Providing an example of claimed subject matter lacking written description in a patent specification, the Patent Trial and Appeal Board (PTAB) found selected claims of two patents invalid under 35 U.S.C § 112, ¶1, in parallel Covered Business Method Review proceedings. Walgreen Co. v. Advanced Marketing Systems, LLC, Case CBM2016-00013, Patent 8,538,805 B2 (PTAB May 24, 2017); Walgreen Co. v. Advanced Marketing Systems, LLC, Cases CBM2016-00014 and CBM2016-00015, Patent 8,370,199 B2. (PTAB May 24, 2017).

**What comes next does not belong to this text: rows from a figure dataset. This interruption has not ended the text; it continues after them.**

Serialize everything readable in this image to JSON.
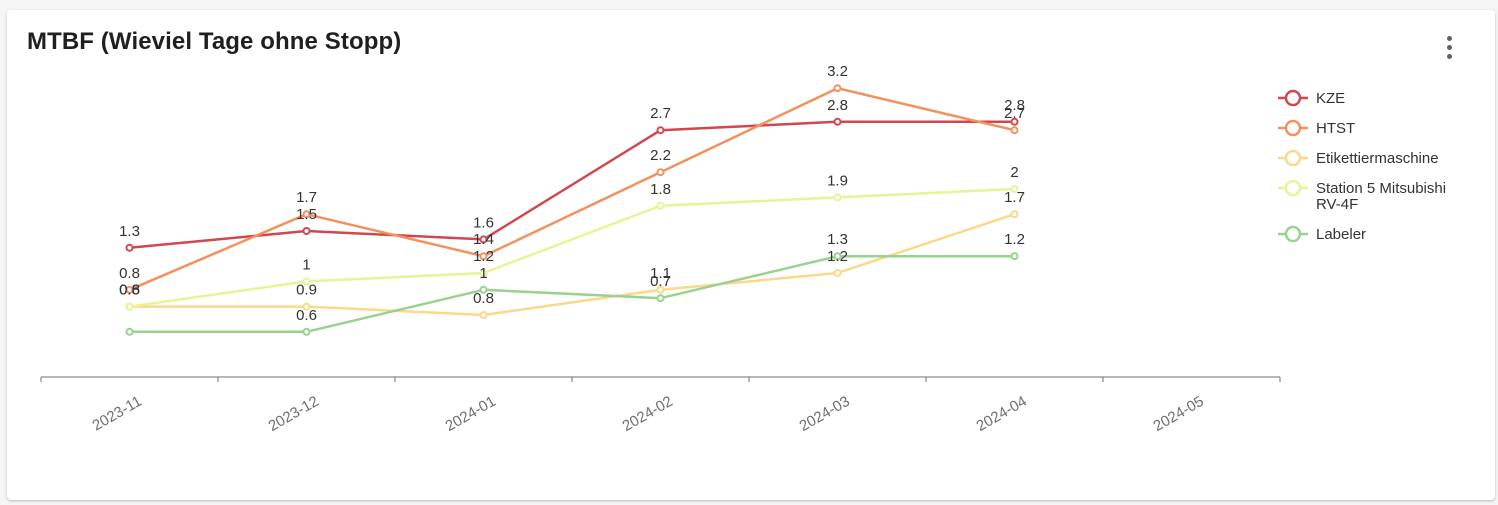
{
  "card": {
    "title": "MTBF (Wieviel Tage ohne Stopp)",
    "menu_icon": "more-vertical-icon"
  },
  "chart_data": {
    "type": "line",
    "title": "MTBF (Wieviel Tage ohne Stopp)",
    "categories": [
      "2023-11",
      "2023-12",
      "2024-01",
      "2024-02",
      "2024-03",
      "2024-04",
      "2024-05"
    ],
    "ylim": [
      0,
      3.5
    ],
    "grid": false,
    "legend_position": "right",
    "series": [
      {
        "name": "KZE",
        "color": "#d2474f",
        "values": [
          1.3,
          1.5,
          1.4,
          2.7,
          2.8,
          2.8,
          null
        ]
      },
      {
        "name": "HTST",
        "color": "#f3915e",
        "values": [
          0.8,
          1.7,
          1.2,
          2.2,
          3.2,
          2.7,
          null
        ]
      },
      {
        "name": "Etikettiermaschine",
        "color": "#f9d98a",
        "values": [
          0.6,
          0.6,
          0.5,
          0.8,
          1.0,
          1.7,
          null
        ]
      },
      {
        "name": "Station 5 Mitsubishi RV-4F",
        "color": "#e9f297",
        "values": [
          0.6,
          0.9,
          1.0,
          1.8,
          1.9,
          2.0,
          null
        ]
      },
      {
        "name": "Labeler",
        "color": "#99d18f",
        "values": [
          0.3,
          0.3,
          0.8,
          0.7,
          1.2,
          1.2,
          null
        ]
      }
    ],
    "data_labels": [
      {
        "category": "2023-11",
        "texts": [
          "1.3",
          "0.8",
          "0.8",
          "0.6"
        ]
      },
      {
        "category": "2023-12",
        "texts": [
          "1.7",
          "1.5",
          "1",
          "0.9",
          "0.6"
        ]
      },
      {
        "category": "2024-01",
        "texts": [
          "1.6",
          "1.4",
          "1.2",
          "1",
          "0.8"
        ]
      },
      {
        "category": "2024-02",
        "texts": [
          "2.7",
          "2.2",
          "1.8",
          "1.1",
          "0.7"
        ]
      },
      {
        "category": "2024-03",
        "texts": [
          "3.2",
          "2.8",
          "1.9",
          "1.3",
          "1.2"
        ]
      },
      {
        "category": "2024-04",
        "texts": [
          "2.8",
          "2.7",
          "2",
          "1.7",
          "1.2"
        ]
      }
    ]
  }
}
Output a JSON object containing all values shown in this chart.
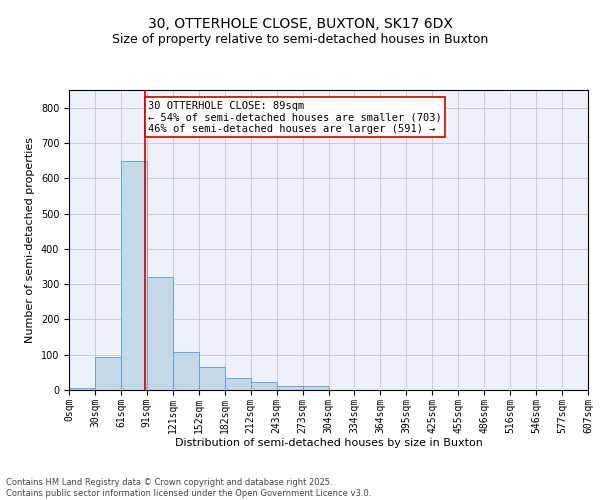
{
  "title_line1": "30, OTTERHOLE CLOSE, BUXTON, SK17 6DX",
  "title_line2": "Size of property relative to semi-detached houses in Buxton",
  "xlabel": "Distribution of semi-detached houses by size in Buxton",
  "ylabel": "Number of semi-detached properties",
  "footnote": "Contains HM Land Registry data © Crown copyright and database right 2025.\nContains public sector information licensed under the Open Government Licence v3.0.",
  "bin_labels": [
    "0sqm",
    "30sqm",
    "61sqm",
    "91sqm",
    "121sqm",
    "152sqm",
    "182sqm",
    "212sqm",
    "243sqm",
    "273sqm",
    "304sqm",
    "334sqm",
    "364sqm",
    "395sqm",
    "425sqm",
    "455sqm",
    "486sqm",
    "516sqm",
    "546sqm",
    "577sqm",
    "607sqm"
  ],
  "bar_values": [
    5,
    93,
    650,
    320,
    108,
    65,
    35,
    22,
    12,
    10,
    0,
    0,
    0,
    0,
    0,
    0,
    0,
    0,
    0,
    0
  ],
  "bar_color": "#c5d8e8",
  "bar_edge_color": "#5b9bd5",
  "vline_color": "#cc0000",
  "annotation_box_color": "#cc0000",
  "ylim": [
    0,
    850
  ],
  "yticks": [
    0,
    100,
    200,
    300,
    400,
    500,
    600,
    700,
    800
  ],
  "grid_color": "#c0c8d8",
  "background_color": "#eef2f8",
  "title_fontsize": 10,
  "subtitle_fontsize": 9,
  "axis_label_fontsize": 8,
  "tick_fontsize": 7,
  "annotation_fontsize": 7.5,
  "footnote_fontsize": 6
}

Claims in both patents were also found anticipated by prior art – after the requisite discussion showing that the patents qualified for CBM review; this post focuses on the Section 112 questions.
The ’805 patent, entitled, “Promotion on Processor and Management System,” discloses “a specifically constructed multi-discount incentive production vehicle (MDV) distributed to select customers,” including “a specific multi-function code embedded in or associated with the vehicle, to identify the customer and permit tracking of the promotion through redemption.” Claim 1 was the only challenged claim of the ’805 patent, and includes a recitation of
a customer account associated with a customer identification code, the customer account comprising two or more of said discounts of the discount vehicle selected by a customer to be associated with the customer account, the customer account being associated with a select code that permits tracking of said customer account during checkout, said select code uniquely identifying all the discounts for all of the plural products associated with the customer account.
The Petitioner argued that the claim failed the written description requirement of Section 112, first paragraph, because, said the Petitioner, the patent Specification never disclosed customer input to select discounts for inclusion in the claimed discount program. The PTAB agreed.
The Petitioner’s argued that the Specification disclosed only an administrator selecting discounts for each customer. The Patent Owner responded by arguing that a checklist shown in the figures disclosed a customer’s selection of discounts. But the PTAB agreed with the Petitioner that this figure simply showed a customer’s shopping list. The Patent Owner’s expert at most was able to attest to how the claimed system might have worked; the Specification did not disclose and data file by which a customer discount could have been recorded based on this selection.
The PTAB also rejected the Petitioner’s attempt to rely on disclosures related to a “customer profile” as relevant to the recited customer account. “To the contrary,” the PTAB explained, “the use of different terms in different places in a patent indicates that they are not the same.”
The decision on the ’199 patent, of which the ’805 patent was a continuation, was similar.